Felipe Massa kann ruhig schlafen. Zumindest bis zum Saisonbeginn am 13.März in Melbourne. Ab dann steht der Vize-Weltmeister von 2008 auf dem Prüfstand. Spekulationen, der Brasilianer könnte nach seinem enttäuschenden Jahr bereits für 2012 ausgetauscht werden, erteilt Ferrari-Präsident Luca di Montezemolo eine Absage. "Ich erwarte von Felipe im nächsten Jahr eine starke Reaktion und bin mir sicher, er kommt zurück. Er war in der Vergangenheit zeitweise schneller als Kimi Räikkönen und Michael Schumacher. Das kann er nicht verlernt haben."
Mit dieser Aussage schwinden die Hoffnungen von Adrian Sutil, Massa Platz bereits in der kommenden Saison einzunehmen, auf Null. Ferrari wird den Vertrag des elffachen GP-Siegers respektieren. Für das Lager von Sutil ein klarer Fingerzeig, so schnell wie möglich mit den Alternativen handelseinig zu werden. Sonst sind auch die bereits vergeben.
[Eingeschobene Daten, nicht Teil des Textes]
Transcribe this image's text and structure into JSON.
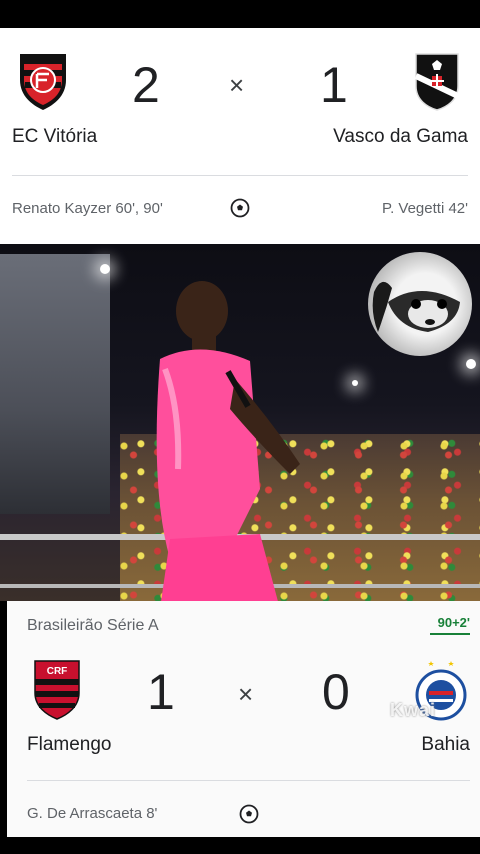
{
  "match1": {
    "home_team": "EC Vitória",
    "away_team": "Vasco da Gama",
    "home_score": "2",
    "away_score": "1",
    "separator": "×",
    "home_scorers": "Renato Kayzer 60', 90'",
    "away_scorers": "P. Vegetti 42'",
    "home_logo_icon": "vitoria-crest-icon",
    "away_logo_icon": "vasco-crest-icon"
  },
  "match2": {
    "league": "Brasileirão Série A",
    "live_time": "90+2'",
    "home_team": "Flamengo",
    "away_team": "Bahia",
    "home_score": "1",
    "away_score": "0",
    "separator": "×",
    "home_scorers": "G. De Arrascaeta 8'",
    "home_logo_icon": "flamengo-crest-icon",
    "away_logo_icon": "bahia-crest-icon"
  },
  "overlay": {
    "watermark": "Kwai"
  },
  "colors": {
    "card_bg": "#ffffff",
    "text": "#202124",
    "muted": "#5f6368",
    "live": "#188038",
    "singer_pink": "#ff4f9c"
  }
}
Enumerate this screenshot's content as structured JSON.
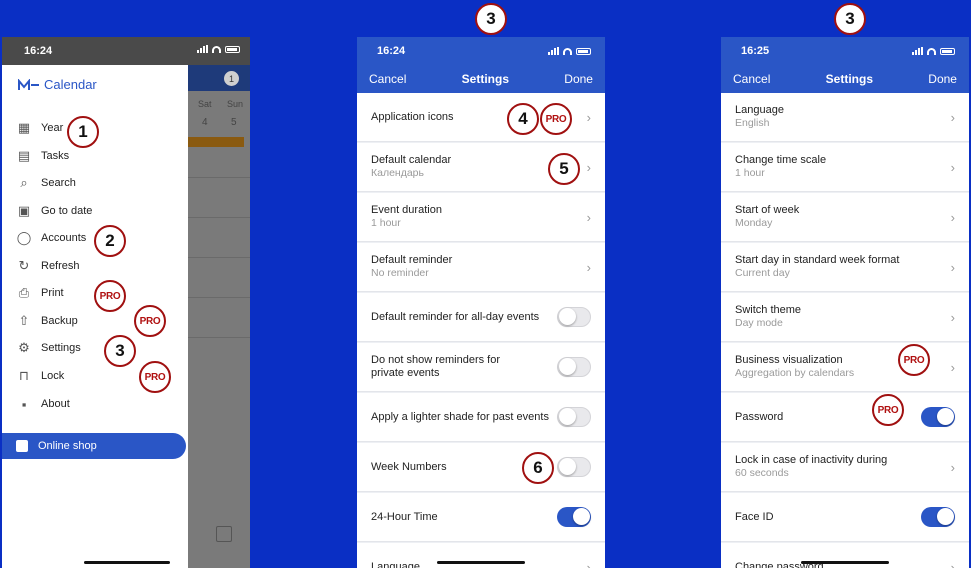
{
  "phone1": {
    "status_time": "16:24",
    "app_title": "Calendar",
    "menu": [
      {
        "icon": "calendar-year-icon",
        "label": "Year"
      },
      {
        "icon": "tasks-icon",
        "label": "Tasks"
      },
      {
        "icon": "search-icon",
        "label": "Search"
      },
      {
        "icon": "go-to-date-icon",
        "label": "Go to date"
      },
      {
        "icon": "person-icon",
        "label": "Accounts"
      },
      {
        "icon": "refresh-icon",
        "label": "Refresh"
      },
      {
        "icon": "printer-icon",
        "label": "Print"
      },
      {
        "icon": "backup-icon",
        "label": "Backup"
      },
      {
        "icon": "gear-icon",
        "label": "Settings"
      },
      {
        "icon": "lock-icon",
        "label": "Lock"
      },
      {
        "icon": "about-icon",
        "label": "About"
      }
    ],
    "shop": {
      "icon": "cart-icon",
      "label": "Online shop"
    },
    "bg_weekdays": [
      "Sat",
      "Sun"
    ],
    "bg_days": [
      "4",
      "5"
    ],
    "bg_badge": "1"
  },
  "phone2": {
    "status_time": "16:24",
    "nav": {
      "cancel": "Cancel",
      "title": "Settings",
      "done": "Done"
    },
    "rows": [
      {
        "label": "Application icons",
        "sub": "",
        "control": "chevron"
      },
      {
        "label": "Default calendar",
        "sub": "Календарь",
        "control": "chevron"
      },
      {
        "label": "Event duration",
        "sub": "1 hour",
        "control": "chevron"
      },
      {
        "label": "Default reminder",
        "sub": "No reminder",
        "control": "chevron"
      },
      {
        "label": "Default reminder for all-day events",
        "sub": "",
        "control": "toggle-off"
      },
      {
        "label": "Do not show reminders for private events",
        "sub": "",
        "control": "toggle-off"
      },
      {
        "label": "Apply a lighter shade for past events",
        "sub": "",
        "control": "toggle-off"
      },
      {
        "label": "Week Numbers",
        "sub": "",
        "control": "toggle-off"
      },
      {
        "label": "24-Hour Time",
        "sub": "",
        "control": "toggle-on"
      },
      {
        "label": "Language",
        "sub": "",
        "control": "chevron"
      }
    ]
  },
  "phone3": {
    "status_time": "16:25",
    "nav": {
      "cancel": "Cancel",
      "title": "Settings",
      "done": "Done"
    },
    "rows": [
      {
        "label": "Language",
        "sub": "English",
        "control": "chevron"
      },
      {
        "label": "Change time scale",
        "sub": "1 hour",
        "control": "chevron"
      },
      {
        "label": "Start of week",
        "sub": "Monday",
        "control": "chevron"
      },
      {
        "label": "Start day in standard week format",
        "sub": "Current day",
        "control": "chevron"
      },
      {
        "label": "Switch theme",
        "sub": "Day mode",
        "control": "chevron"
      },
      {
        "label": "Business visualization",
        "sub": "Aggregation by calendars",
        "control": "chevron"
      },
      {
        "label": "Password",
        "sub": "",
        "control": "toggle-on"
      },
      {
        "label": "Lock in case of inactivity during",
        "sub": "60 seconds",
        "control": "chevron"
      },
      {
        "label": "Face ID",
        "sub": "",
        "control": "toggle-on"
      },
      {
        "label": "Change password",
        "sub": "",
        "control": "chevron"
      }
    ]
  },
  "markers": {
    "n1": "1",
    "n2": "2",
    "n3": "3",
    "n4": "4",
    "n5": "5",
    "n6": "6",
    "pro": "PRO"
  },
  "colors": {
    "background": "#0a2fc4",
    "header_blue": "#2a56c6",
    "marker_red": "#a01010"
  }
}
Montezemolo gibt Massa Rückendeckung. "Unser Problem sind nicht die Fahrer. Wir brauchen ein konkurrenzfähiges Auto." Der Präsident entschuldigt das schwache Abschneiden seines Sorgenkinds. Nicht einmal zu einem Podestplatz hatte es gereicht. "Die Charakteristik des diesjährigen Fahrzeugs haben nicht zu seinem Fahrstil gepasst. Und Felipe stand mit den harten Reifen auf Kriegsfuß." Da schwingt die Hoffnung mit, dass sich das Reifenproblem von selbst löst. Pirelli wird in der kommenden Saison drei der vier Mischungen weicher machen.
Montezemolo lässt aber auch keinen Zwrifel daran, dass 2012 Massas letzte Chance zu Bewährung ist. "Wir sondieren den Fahrermarkt für 2013", sagt der Mann, der 1973 in Silverstone seinen Einstand als Ferrari-Rennleiter feierte. Und dann geht er ins Detail. "Es gibt das zwei gute, junge Deutsche." Gemeint sind offensichtlich Adrian Sutil und Nico Hülkenberg. "Auch unser Testfahrer Jules Bianchi ist ein Talent. Leider sind die Testfahrten so stark eingeschränkt, dass wir diese jungen Fahrer nicht mehr genügend Fahrgelegenheiten geben können. Deshalb bin ich für das dritte Auto und für mehr Testfahrten." Schließlich fällt auch der Name Robert Kubica. "Auch er ist eine Möglichkeit. Wir werden sehen müssen, wie er nach seinem Unfall zurückkommt."